Unlike many novel targets, KMA has already been validated clinically through multiple studies with KappaMab, a monoclonal antibody targeting KMA. A Phase IIb study combining KappaMab with lenalidomide and dexamethasone in relapsed/refractory myeloma demonstrated an overall response rate of 83 percent versus 45 percent with lenalidomide and dexamethasone alone in matched controls.

Critically, across three clinical studies, KappaMab showed no haematological toxicities and no on-target / off-tumour side effects – a stark contrast to the toxicity profiles of BCMA, GPRC5D and FCRH5-directed therapies. This safety profile validates the biological hypothesis that selective targeting of one light-chain isotype preserves normal immune function.

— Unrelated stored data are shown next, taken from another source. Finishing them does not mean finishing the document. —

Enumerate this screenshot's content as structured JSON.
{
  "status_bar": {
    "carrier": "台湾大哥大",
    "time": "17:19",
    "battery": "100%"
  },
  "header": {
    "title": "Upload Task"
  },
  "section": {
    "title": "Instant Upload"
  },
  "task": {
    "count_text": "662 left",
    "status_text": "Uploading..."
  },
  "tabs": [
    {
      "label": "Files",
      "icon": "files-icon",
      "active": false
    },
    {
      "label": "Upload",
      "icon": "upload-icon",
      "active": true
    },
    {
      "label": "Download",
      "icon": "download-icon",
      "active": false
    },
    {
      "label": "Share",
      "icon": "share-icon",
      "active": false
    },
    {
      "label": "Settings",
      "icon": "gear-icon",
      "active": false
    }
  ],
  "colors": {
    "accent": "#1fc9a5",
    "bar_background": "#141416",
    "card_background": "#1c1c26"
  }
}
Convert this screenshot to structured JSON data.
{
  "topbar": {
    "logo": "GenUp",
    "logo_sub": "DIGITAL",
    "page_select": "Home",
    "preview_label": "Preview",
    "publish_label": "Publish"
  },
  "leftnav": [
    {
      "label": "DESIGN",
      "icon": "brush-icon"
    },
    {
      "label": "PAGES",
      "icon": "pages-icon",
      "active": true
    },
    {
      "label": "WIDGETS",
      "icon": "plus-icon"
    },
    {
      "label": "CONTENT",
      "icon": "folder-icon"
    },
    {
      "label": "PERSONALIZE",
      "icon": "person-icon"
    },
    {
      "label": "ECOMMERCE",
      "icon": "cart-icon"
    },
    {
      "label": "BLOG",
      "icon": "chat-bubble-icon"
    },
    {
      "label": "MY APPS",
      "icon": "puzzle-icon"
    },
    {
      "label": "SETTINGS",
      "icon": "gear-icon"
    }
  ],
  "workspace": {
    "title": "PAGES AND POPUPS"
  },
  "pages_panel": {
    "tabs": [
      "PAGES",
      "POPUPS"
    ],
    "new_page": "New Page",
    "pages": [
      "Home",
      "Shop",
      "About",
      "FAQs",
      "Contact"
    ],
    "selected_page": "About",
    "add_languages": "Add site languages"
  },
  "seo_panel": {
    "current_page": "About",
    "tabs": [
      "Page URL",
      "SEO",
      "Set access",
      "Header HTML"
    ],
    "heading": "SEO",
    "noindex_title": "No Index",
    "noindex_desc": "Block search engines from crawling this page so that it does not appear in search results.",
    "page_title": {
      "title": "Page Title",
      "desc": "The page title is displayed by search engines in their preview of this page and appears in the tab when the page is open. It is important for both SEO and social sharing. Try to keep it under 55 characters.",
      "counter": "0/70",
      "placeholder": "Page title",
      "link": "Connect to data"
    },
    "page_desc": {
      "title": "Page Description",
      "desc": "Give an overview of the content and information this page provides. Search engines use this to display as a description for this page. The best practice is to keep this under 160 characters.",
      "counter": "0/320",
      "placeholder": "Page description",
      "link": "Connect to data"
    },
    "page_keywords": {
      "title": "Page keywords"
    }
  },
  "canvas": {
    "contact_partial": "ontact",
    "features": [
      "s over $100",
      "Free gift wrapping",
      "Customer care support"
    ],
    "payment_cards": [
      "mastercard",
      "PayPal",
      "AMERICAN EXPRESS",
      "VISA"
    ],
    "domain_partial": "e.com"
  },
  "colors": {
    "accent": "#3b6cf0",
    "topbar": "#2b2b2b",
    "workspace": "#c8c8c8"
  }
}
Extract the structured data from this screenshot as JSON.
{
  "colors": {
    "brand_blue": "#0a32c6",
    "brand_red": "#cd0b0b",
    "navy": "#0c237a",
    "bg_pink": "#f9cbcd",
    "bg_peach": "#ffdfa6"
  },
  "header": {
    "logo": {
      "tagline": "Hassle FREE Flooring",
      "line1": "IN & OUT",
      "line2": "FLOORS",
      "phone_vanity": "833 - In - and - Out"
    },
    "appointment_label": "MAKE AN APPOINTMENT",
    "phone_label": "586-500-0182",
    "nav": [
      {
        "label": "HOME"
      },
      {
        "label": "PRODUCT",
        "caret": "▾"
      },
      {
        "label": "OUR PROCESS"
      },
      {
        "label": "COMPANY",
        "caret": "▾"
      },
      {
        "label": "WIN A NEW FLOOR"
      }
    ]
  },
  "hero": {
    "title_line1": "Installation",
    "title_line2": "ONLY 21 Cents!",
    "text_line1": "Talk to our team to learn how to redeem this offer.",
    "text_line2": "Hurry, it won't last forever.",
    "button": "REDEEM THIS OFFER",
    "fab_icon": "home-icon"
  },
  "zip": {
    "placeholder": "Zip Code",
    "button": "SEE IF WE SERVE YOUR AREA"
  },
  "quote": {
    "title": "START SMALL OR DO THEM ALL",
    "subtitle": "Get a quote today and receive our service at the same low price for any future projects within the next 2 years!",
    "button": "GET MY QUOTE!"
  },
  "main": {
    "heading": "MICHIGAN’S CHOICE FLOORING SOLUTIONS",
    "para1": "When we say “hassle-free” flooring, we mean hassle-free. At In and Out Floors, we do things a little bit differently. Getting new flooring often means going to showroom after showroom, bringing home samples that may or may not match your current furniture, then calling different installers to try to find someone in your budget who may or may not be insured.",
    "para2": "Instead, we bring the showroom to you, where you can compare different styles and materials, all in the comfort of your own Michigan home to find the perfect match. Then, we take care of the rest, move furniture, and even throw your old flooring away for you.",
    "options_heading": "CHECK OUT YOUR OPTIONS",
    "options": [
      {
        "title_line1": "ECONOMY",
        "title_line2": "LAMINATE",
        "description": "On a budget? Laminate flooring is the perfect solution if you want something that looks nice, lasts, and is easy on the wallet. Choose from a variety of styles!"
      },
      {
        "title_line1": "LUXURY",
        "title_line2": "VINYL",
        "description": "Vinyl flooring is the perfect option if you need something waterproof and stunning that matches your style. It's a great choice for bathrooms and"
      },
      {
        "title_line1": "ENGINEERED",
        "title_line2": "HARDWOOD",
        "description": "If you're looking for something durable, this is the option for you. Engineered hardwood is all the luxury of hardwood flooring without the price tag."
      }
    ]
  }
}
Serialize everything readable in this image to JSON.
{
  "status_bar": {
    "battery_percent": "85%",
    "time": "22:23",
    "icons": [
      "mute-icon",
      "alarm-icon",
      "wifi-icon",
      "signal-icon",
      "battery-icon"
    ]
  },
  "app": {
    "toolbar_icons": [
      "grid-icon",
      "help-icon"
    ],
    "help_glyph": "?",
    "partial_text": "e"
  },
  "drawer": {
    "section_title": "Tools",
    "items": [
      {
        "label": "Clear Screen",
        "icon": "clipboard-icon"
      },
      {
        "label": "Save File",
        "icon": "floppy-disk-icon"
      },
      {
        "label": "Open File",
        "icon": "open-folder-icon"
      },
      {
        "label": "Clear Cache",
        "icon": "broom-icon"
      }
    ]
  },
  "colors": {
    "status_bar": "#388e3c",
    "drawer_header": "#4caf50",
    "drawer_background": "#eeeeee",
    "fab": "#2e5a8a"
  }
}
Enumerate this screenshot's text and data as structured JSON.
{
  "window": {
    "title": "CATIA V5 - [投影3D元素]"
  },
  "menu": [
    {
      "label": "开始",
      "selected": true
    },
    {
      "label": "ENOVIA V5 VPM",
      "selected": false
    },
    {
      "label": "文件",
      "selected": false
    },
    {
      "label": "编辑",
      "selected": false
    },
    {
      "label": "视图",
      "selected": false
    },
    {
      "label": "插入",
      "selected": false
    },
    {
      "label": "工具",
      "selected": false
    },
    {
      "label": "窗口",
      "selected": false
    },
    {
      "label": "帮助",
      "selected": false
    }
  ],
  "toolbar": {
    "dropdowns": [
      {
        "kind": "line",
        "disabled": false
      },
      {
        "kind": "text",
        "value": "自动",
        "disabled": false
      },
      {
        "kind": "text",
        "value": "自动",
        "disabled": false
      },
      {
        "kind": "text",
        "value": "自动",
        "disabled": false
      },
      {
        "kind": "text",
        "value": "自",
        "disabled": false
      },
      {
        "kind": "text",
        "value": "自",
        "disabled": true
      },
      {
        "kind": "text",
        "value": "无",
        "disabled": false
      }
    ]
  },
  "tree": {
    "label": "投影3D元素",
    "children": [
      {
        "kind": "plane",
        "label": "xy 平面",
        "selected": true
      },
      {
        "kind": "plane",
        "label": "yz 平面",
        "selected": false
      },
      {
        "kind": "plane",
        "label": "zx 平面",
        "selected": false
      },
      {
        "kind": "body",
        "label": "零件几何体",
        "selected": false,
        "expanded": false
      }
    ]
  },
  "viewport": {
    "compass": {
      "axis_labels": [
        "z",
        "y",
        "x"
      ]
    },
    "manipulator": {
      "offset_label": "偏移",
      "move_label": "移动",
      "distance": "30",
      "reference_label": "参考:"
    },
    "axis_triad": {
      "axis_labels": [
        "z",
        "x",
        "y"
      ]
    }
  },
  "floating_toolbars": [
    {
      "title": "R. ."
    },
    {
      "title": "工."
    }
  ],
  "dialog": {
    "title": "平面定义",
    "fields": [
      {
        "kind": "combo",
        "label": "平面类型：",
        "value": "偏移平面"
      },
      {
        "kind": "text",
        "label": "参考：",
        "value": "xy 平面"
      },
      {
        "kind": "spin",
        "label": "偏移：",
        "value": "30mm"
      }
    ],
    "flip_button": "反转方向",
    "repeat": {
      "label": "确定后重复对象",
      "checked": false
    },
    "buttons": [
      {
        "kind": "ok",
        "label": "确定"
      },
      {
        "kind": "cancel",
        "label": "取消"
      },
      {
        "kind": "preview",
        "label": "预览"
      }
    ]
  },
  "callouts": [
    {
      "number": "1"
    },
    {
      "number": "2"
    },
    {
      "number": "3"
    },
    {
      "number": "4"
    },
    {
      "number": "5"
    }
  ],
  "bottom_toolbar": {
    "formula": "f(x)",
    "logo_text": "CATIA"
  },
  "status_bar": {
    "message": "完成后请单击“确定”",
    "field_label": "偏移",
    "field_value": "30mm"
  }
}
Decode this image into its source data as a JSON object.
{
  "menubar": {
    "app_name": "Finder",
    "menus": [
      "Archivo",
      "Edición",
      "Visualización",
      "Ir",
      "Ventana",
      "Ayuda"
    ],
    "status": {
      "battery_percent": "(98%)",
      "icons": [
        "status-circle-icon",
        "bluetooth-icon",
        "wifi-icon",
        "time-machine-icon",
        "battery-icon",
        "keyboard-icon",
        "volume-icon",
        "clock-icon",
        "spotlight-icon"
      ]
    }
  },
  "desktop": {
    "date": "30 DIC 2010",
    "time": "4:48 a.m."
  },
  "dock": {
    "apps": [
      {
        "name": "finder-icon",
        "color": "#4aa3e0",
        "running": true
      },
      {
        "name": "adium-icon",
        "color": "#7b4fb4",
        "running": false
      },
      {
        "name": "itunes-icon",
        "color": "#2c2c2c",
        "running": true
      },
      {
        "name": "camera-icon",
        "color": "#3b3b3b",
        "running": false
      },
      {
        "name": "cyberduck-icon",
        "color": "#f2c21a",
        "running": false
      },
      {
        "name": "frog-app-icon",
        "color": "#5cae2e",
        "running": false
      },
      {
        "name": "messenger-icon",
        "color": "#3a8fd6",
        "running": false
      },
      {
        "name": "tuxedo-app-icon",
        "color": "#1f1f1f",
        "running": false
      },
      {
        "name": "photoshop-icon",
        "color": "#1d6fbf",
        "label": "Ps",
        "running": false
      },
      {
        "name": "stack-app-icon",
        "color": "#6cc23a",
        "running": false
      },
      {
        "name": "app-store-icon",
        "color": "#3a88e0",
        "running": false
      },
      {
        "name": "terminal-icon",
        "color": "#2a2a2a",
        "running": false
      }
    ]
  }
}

Implications for next-generation immunotherapies

The broad expression, high antigen density, selective tissue distribution and validated safety profile positions KMA and LMA as attractive targets for next-generation immunotherapy platforms, including:

• Monoclonal antibodies (already clinical stage for KMA)
• Bispecific T-cell engagers
• CAR T-cell therapies (Phase I targeting KMA in preparation)
• Antibody–drug conjugates.

Commercial and investment implications

As the myeloma treatment landscape becomes increasingly crowded with BCMA-directed therapies and safety concerns mount around infection rates and specialised toxicities with newer targets, KMA and LMA represent a differentiated approach with potential best-in-class characteristics:

• Addresses a ~$27 billion global multiple myeloma market
• Provides options for post-BCMA relapse (growing patient population) – de-risked through existing clinical safety data
• Potential for use in earlier lines of therapy due to favourable safety profile
• Targets the underserved AL amyloidosis indication (~30,000-45,000 cases globally)
• Intellectual property coverage through novel antibodies and targets.

The publication of this comprehensive dataset across 195 patients and multiple disease states provides the scientific foundation for expanded clinical development. With BCMA-directed therapies facing increasing scrutiny over infection rates and durability of response, the field is actively seeking next-generation targets that can deliver efficacy without compromising quality of life and long-term immune function.